A geração de oportunidades de trabalho para mulheres em situação de vulnerabilidade foi tema do 1º Encontro da Empregabilidade Feminina, realizado na segunda-feira (9), na Câmara dos Deputados. A Secretaria da Mulher do Distrito Federal (SMDF) participou da programação e apresentou iniciativas voltadas à ampliação da autonomia econômica feminina.
Durante o evento, a Assessoria Especial de Empregabilidade para a Mulher explicou a parceria estabelecida entre a secretaria e a Câmara, por meio do Acordo de Cooperação Técnica nº 179/2025. A iniciativa busca incentivar a inclusão de mulheres atendidas pela rede de proteção da pasta em vagas vinculadas a contratos terceirizados.
A política de empregabilidade desenvolvida no DF tem avançado com a assinatura de acordos institucionais com diferentes órgãos e entidades. Desde o início da atual gestão, 14 parcerias foram formalizadas com esse objetivo. A estratégia já possibilitou que 365 mulheres vítimas de violência doméstica ingressassem no mercado de trabalho formal, com acompanhamento de equipes multidisciplinares compostas por psicólogos, pedagogos e assistentes sociais.
Para a vice-governadora do Distrito Federal, Celina Leão, garantir acesso ao trabalho é fundamental para que mulheres consigam romper com ciclos de violência. “Quando a mulher conquista renda própria e passa a ter independência financeira, ela ganha mais força para sair de uma relação abusiva e reconstruir a própria história com dignidade”, destacou.
Os acordos de cooperação estabelecem que contratos de serviços contínuos, com dedicação exclusiva de mão de obra, reservem entre 2% e 8% das vagas para mulheres em situação de violência doméstica e familiar. Um dos instrumentos nesse sentido foi firmado em dezembro de 2025 entre a Secretaria da Mulher do DF e a Câmara dos Deputados, prevendo a reserva mínima de 2% das vagas em contratos terceirizados para mulheres acompanhadas pela pasta.

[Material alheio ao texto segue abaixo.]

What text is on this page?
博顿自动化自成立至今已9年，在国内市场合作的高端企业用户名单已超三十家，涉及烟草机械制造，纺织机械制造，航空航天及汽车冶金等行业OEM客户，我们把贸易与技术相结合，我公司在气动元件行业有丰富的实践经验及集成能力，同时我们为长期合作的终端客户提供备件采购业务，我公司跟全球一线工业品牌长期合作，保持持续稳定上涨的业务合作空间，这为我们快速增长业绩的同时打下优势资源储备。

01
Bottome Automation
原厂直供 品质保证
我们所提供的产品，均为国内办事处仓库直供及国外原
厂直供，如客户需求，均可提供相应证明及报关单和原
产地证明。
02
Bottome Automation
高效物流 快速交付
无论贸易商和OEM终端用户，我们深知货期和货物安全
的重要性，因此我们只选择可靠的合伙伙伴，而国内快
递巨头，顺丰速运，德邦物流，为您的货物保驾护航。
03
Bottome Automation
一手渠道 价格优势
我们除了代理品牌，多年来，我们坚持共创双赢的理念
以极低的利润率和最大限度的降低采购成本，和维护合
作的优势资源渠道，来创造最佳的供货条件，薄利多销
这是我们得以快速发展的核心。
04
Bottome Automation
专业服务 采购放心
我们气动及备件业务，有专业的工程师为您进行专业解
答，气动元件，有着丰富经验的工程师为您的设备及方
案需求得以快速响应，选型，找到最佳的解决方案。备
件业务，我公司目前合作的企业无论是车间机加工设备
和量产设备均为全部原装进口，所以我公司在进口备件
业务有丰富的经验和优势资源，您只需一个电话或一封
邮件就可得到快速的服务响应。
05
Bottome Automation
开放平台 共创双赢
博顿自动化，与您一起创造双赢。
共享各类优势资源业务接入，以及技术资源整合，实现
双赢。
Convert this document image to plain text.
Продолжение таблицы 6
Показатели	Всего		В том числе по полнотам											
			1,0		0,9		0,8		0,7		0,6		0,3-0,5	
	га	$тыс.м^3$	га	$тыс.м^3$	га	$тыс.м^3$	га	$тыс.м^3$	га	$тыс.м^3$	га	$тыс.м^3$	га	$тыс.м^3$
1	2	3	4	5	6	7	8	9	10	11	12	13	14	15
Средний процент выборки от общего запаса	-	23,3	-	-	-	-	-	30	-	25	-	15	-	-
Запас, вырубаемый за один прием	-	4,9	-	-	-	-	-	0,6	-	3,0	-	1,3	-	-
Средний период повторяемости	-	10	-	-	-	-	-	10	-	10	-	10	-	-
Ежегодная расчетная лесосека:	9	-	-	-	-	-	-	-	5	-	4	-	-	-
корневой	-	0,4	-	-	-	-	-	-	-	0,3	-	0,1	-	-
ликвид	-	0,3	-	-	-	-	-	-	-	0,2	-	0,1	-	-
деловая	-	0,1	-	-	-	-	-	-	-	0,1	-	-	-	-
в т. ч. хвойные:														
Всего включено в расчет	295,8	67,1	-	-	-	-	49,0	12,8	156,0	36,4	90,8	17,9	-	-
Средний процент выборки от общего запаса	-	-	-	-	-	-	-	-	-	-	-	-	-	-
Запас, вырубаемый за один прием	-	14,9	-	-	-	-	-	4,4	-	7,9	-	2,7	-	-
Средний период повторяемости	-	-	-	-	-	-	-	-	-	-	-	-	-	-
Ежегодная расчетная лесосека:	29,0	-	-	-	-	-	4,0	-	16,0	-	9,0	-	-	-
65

A secretária da Mulher do Distrito Federal, Giselle Ferreira, afirmou que ampliar o acesso ao emprego é uma estratégia essencial no enfrentamento à violência. “Este tipo de iniciativa abre portas e amplia possibilidades para que mulheres consigam recomeçar. Muitas vezes, a dependência financeira mantém essas vítimas presas a situações de violência, e o trabalho pode representar o início de uma nova trajetória”, afirmou.
Além de mulheres em situação de violência doméstica, os acordos também incluem outros grupos em condição de vulnerabilidade social, como mulheres em situação de rua, pessoas trans e travestis, quilombolas, indígenas e refugiadas. A iniciativa integra as políticas do Governo do Distrito Federal voltadas à inclusão produtiva e ao fortalecimento da rede de proteção às mulheres.